Home Christian News Insights, Revelations, Fellowship at Black Church Leadership Week

Insights, Revelations, Fellowship at Black Church Leadership Week

black church leadership
Volunteers comprised the Whosoever Will Choir, under the leadership of the music ministry of Colonial Baptist Church in Randallstown, Md., at the Black Church Leadership and Family Conference.(Photo by Aaron Earls)

RIDGECREST, N.C. (BP) — Answers to scriptural conundrums greeted attendees of the Black Church Leadership and Family Conference (BCLFC) July 18-22 at Ridgecrest Conference Center in Ridgecrest, N.C.

What happened in Matthew 17 as the disciples of Jesus tried to cast a demon out of a little boy? “The demon defied their attempts. How did the demon know, ‘I don’t need to obey?’” ponders New York Pastor Frank Williams. “Jesus said, at its root, there is some unbelief somewhere (among the disciples). How did Jesus know it was unbelief? He’s the son of God. He knows everything. OK. How did the demon know it was unbelief?

Frank Williams, president of the National African American Fellowship of the Southern Baptist Convention, preached on the opening night of the Black Church Leadership and Family Conference July 18-22 at Ridgecrest Conference Center. (Photo by Aaron Earls)

“Could it be that they were sending out signals or vibrations of unbelief in their words that were picked up in the spirit realm?” Williams, pastor of Wake Eden Community Baptist Church and the Bronx Baptist Church, asked on the conference opening night in his sermon on walking by faith. “Unbelief is a subtle thing. It’s like a contaminated element that spoils the quality of our faith.”

In another sermon, Florida Baptist Convention Executive Director Tommy Green ponders pastors’ attempts to lead with pure hearts and skillful hands, qualities attributed to David in Psalm 78:72.
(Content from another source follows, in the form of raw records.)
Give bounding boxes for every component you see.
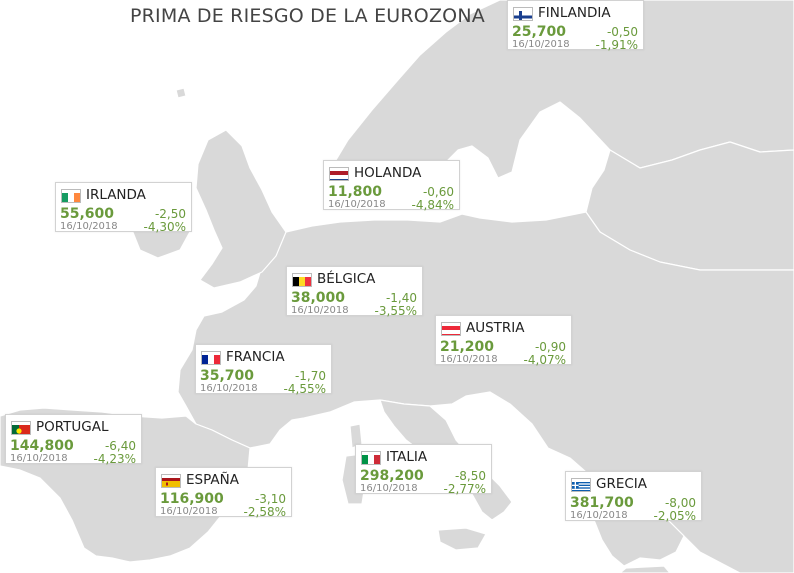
netherlands-flag-icon: [329, 167, 349, 181]
portugal-flag-icon: [11, 421, 31, 435]
change-value: -6,40: [104, 439, 136, 453]
change-value: -1,70: [294, 369, 326, 383]
change-percent: -4,07%: [523, 353, 566, 367]
italy-flag-icon: [361, 451, 381, 465]
risk-premium-value: 21,200: [440, 339, 495, 355]
date-label: 16/10/2018: [570, 510, 628, 521]
country-card-ireland[interactable]: IRLANDA 55,600 -2,50 16/10/2018 -4,30%: [55, 182, 192, 234]
risk-premium-value: 25,700: [512, 24, 567, 40]
country-name: AUSTRIA: [466, 320, 525, 336]
risk-premium-value: 144,800: [10, 438, 74, 454]
risk-premium-value: 298,200: [360, 468, 424, 484]
ireland-flag-icon: [61, 189, 81, 203]
change-value: -0,60: [422, 185, 454, 199]
risk-premium-value: 55,600: [60, 206, 115, 222]
date-label: 16/10/2018: [200, 383, 258, 394]
country-name: IRLANDA: [86, 187, 146, 203]
change-value: -1,40: [385, 291, 417, 305]
change-value: -8,00: [664, 496, 696, 510]
country-name: FINLANDIA: [538, 5, 611, 21]
country-name: ESPAÑA: [186, 472, 239, 488]
country-card-austria[interactable]: AUSTRIA 21,200 -0,90 16/10/2018 -4,07%: [435, 315, 572, 367]
great-britain: [195, 129, 287, 289]
change-percent: -4,30%: [143, 220, 186, 234]
risk-premium-value: 381,700: [570, 495, 634, 511]
greece-flag-icon: [571, 478, 591, 492]
risk-premium-value: 116,900: [160, 491, 224, 507]
country-card-italy[interactable]: ITALIA 298,200 -8,50 16/10/2018 -2,77%: [355, 444, 492, 496]
austria-flag-icon: [441, 322, 461, 336]
france-flag-icon: [201, 351, 221, 365]
date-label: 16/10/2018: [291, 305, 349, 316]
change-value: -3,10: [254, 492, 286, 506]
country-card-netherlands[interactable]: HOLANDA 11,800 -0,60 16/10/2018 -4,84%: [323, 160, 460, 212]
date-label: 16/10/2018: [328, 199, 386, 210]
country-name: GRECIA: [596, 476, 648, 492]
risk-premium-value: 35,700: [200, 368, 255, 384]
finland-flag-icon: [513, 7, 533, 21]
change-percent: -4,84%: [411, 198, 454, 212]
country-name: PORTUGAL: [36, 419, 109, 435]
change-value: -0,90: [534, 340, 566, 354]
date-label: 16/10/2018: [160, 506, 218, 517]
country-card-finland[interactable]: FINLANDIA 25,700 -0,50 16/10/2018 -1,91%: [507, 0, 644, 52]
change-percent: -2,05%: [653, 509, 696, 523]
change-value: -8,50: [454, 469, 486, 483]
date-label: 16/10/2018: [60, 221, 118, 232]
change-percent: -4,55%: [283, 382, 326, 396]
country-card-portugal[interactable]: PORTUGAL 144,800 -6,40 16/10/2018 -4,23%: [5, 414, 142, 466]
country-card-belgium[interactable]: BÉLGICA 38,000 -1,40 16/10/2018 -3,55%: [286, 266, 423, 318]
country-name: BÉLGICA: [317, 271, 376, 287]
change-percent: -2,58%: [243, 505, 286, 519]
change-percent: -1,91%: [595, 38, 638, 52]
date-label: 16/10/2018: [10, 453, 68, 464]
country-name: FRANCIA: [226, 349, 285, 365]
change-percent: -4,23%: [93, 452, 136, 466]
belgium-flag-icon: [292, 273, 312, 287]
date-label: 16/10/2018: [512, 39, 570, 50]
spain-flag-icon: [161, 474, 181, 488]
sicily: [437, 527, 487, 551]
crete: [619, 565, 671, 573]
change-percent: -3,55%: [374, 304, 417, 318]
country-card-greece[interactable]: GRECIA 381,700 -8,00 16/10/2018 -2,05%: [565, 471, 702, 523]
country-card-spain[interactable]: ESPAÑA 116,900 -3,10 16/10/2018 -2,58%: [155, 467, 292, 519]
faroe-islands: [175, 87, 187, 99]
risk-premium-value: 11,800: [328, 184, 383, 200]
change-percent: -2,77%: [443, 482, 486, 496]
change-value: -2,50: [154, 207, 186, 221]
map-title: PRIMA DE RIESGO DE LA EUROZONA: [130, 5, 485, 27]
change-value: -0,50: [606, 25, 638, 39]
risk-premium-value: 38,000: [291, 290, 346, 306]
country-name: ITALIA: [386, 449, 428, 465]
date-label: 16/10/2018: [360, 483, 418, 494]
country-card-france[interactable]: FRANCIA 35,700 -1,70 16/10/2018 -4,55%: [195, 344, 332, 396]
country-name: HOLANDA: [354, 165, 422, 181]
date-label: 16/10/2018: [440, 354, 498, 365]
“The struggles of a pastor and family are real. Spiritual warfare marks every day of your ministry,” Green said. “Spiritual warfare is imminent, not imaginary. And the battles are from outside the church, and they are from inside the church. Evil has a place, and evil has a face, and evil has a taste. Satan comes to steal, kill and destroy, and you have a bullseye on your life.”

But God knows what pastors are facing, Green said in exhorting pastors to trust in God, shake off the dust of discouragement and defeat, and rise up in the victory that comes in Jesus Christ.
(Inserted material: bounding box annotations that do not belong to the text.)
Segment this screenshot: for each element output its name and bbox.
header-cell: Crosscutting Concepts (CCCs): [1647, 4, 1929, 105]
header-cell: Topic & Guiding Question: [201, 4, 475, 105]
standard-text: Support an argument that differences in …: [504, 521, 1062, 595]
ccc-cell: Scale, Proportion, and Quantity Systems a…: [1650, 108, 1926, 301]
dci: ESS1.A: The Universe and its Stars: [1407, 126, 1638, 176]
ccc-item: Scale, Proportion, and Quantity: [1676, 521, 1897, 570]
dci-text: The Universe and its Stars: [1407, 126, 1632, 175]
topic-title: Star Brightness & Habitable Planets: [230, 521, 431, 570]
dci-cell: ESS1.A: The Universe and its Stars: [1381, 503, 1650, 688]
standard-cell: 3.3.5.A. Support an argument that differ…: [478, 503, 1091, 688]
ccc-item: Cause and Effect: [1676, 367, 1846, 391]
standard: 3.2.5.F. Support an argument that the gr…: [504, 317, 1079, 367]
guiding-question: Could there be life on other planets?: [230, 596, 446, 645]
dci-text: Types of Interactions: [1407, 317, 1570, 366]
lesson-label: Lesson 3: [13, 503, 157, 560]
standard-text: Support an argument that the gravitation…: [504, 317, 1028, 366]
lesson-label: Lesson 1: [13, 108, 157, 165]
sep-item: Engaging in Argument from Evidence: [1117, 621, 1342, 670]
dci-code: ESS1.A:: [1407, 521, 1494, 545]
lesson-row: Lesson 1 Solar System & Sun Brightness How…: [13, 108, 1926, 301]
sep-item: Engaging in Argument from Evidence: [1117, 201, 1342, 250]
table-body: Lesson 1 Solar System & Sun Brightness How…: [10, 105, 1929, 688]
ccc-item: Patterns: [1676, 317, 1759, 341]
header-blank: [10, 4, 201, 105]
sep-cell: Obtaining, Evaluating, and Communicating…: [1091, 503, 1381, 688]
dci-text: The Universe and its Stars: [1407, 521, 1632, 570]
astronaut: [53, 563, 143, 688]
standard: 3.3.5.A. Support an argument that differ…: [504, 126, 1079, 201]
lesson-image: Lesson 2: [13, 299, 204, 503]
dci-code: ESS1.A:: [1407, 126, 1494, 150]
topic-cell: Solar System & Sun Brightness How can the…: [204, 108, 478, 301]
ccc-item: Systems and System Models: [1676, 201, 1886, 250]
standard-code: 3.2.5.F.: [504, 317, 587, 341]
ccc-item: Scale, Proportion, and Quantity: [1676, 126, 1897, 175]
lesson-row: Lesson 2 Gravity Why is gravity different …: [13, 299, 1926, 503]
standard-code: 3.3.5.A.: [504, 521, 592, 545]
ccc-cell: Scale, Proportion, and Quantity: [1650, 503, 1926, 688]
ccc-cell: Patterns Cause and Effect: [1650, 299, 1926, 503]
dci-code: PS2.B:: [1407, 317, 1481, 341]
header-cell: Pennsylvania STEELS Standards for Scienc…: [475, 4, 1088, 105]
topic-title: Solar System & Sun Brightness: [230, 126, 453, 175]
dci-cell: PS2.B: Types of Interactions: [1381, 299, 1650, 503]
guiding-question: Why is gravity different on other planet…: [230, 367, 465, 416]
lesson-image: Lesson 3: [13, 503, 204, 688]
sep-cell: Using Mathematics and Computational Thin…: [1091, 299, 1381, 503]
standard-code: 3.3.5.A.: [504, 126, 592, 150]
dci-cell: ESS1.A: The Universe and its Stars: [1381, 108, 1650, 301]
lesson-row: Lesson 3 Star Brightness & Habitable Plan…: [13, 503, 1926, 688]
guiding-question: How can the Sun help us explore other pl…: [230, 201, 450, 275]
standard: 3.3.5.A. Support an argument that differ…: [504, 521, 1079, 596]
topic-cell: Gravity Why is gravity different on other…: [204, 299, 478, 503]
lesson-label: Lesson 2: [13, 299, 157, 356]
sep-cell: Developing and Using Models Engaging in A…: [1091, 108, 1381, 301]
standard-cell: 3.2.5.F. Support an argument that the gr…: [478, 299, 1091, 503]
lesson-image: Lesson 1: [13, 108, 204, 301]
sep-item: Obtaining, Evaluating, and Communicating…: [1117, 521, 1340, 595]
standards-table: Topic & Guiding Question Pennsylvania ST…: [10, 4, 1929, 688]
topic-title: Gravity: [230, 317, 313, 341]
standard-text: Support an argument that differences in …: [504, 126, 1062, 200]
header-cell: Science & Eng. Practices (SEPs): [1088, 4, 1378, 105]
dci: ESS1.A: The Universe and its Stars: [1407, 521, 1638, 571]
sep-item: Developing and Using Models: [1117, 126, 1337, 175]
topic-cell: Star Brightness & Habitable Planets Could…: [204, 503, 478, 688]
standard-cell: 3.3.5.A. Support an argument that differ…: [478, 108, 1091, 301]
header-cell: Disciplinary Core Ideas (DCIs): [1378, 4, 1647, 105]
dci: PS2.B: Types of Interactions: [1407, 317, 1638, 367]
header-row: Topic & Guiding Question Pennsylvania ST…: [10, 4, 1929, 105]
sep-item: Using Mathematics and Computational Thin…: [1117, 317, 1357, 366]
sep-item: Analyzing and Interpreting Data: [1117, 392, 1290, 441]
“Heart and hands stretches every fiber of our being. Look unto Jesus. He is the author and finisher of our faith,” Green said in a poetic homage to Jesus’ hands. “Jesus moved with compassion of heart and hands. He had healing hands that touched blind eyes to see. He had healing hands that touched deaf ears to hear. He had healing hands that reached out to lame limbs to walk. He had healing hands that made the sick whole.

Tommy Green, executive director and treasurer of the Florida Baptist Convention, preached the July 19 evening sermon at the Black Church Leadership and Family Conference. (Photo by Aaron Earls)

“He had holy hands that calmed the sea. He had holy hands that raised the dead. He had holy hands that fed the multitudes. … He had humble hands that washed the feet of the disciples.”

In its 29th year, the BCLFC exposed attendees to a broad display of Southern Baptist life, presenting national, state and local leaders in daily schedules packed with preaching, worship, Bible study from the Lifeway YOU curriculum, fellowship, recreation and dozens of classes in leadership and personal edification.

The attendance of just over 400 was less than half the annual attendance before the COVID -19 pandemic, but conference convener Mark Croston said the numbers proved favorable.

“Our numbers were smaller than usually, but this provided for an even more powerful and personal experience. About one-third of the participants were first-timers,” said Croston, Lifeway Christian Resources’ national director of Black Church Ministries. “Many of our churches are only seeing about half of their members in live worship and some are still not open and that also impacts our numbers.”

Special activities engaged women, men, young adults, youth and children in activities targeting their interests and spiritual needs. Woman2Woman speakers were Archalena Coats, a member of the Southern Baptist Convention Executive Committee, a Florida educator and wife of Covenant Baptist Church Pastor Patrick Coats; and Elizabeth Woodson, a Bible teacher and author from Dallas. Addressing men in Man2Man sessions were Ken Felix, senior pastor of Bethel Evangelical Baptist Church in Miami Gardens, Fla., and JerQuentin Sutton, senior pastor of Lebanon Baptist Church in Westwood, N.J.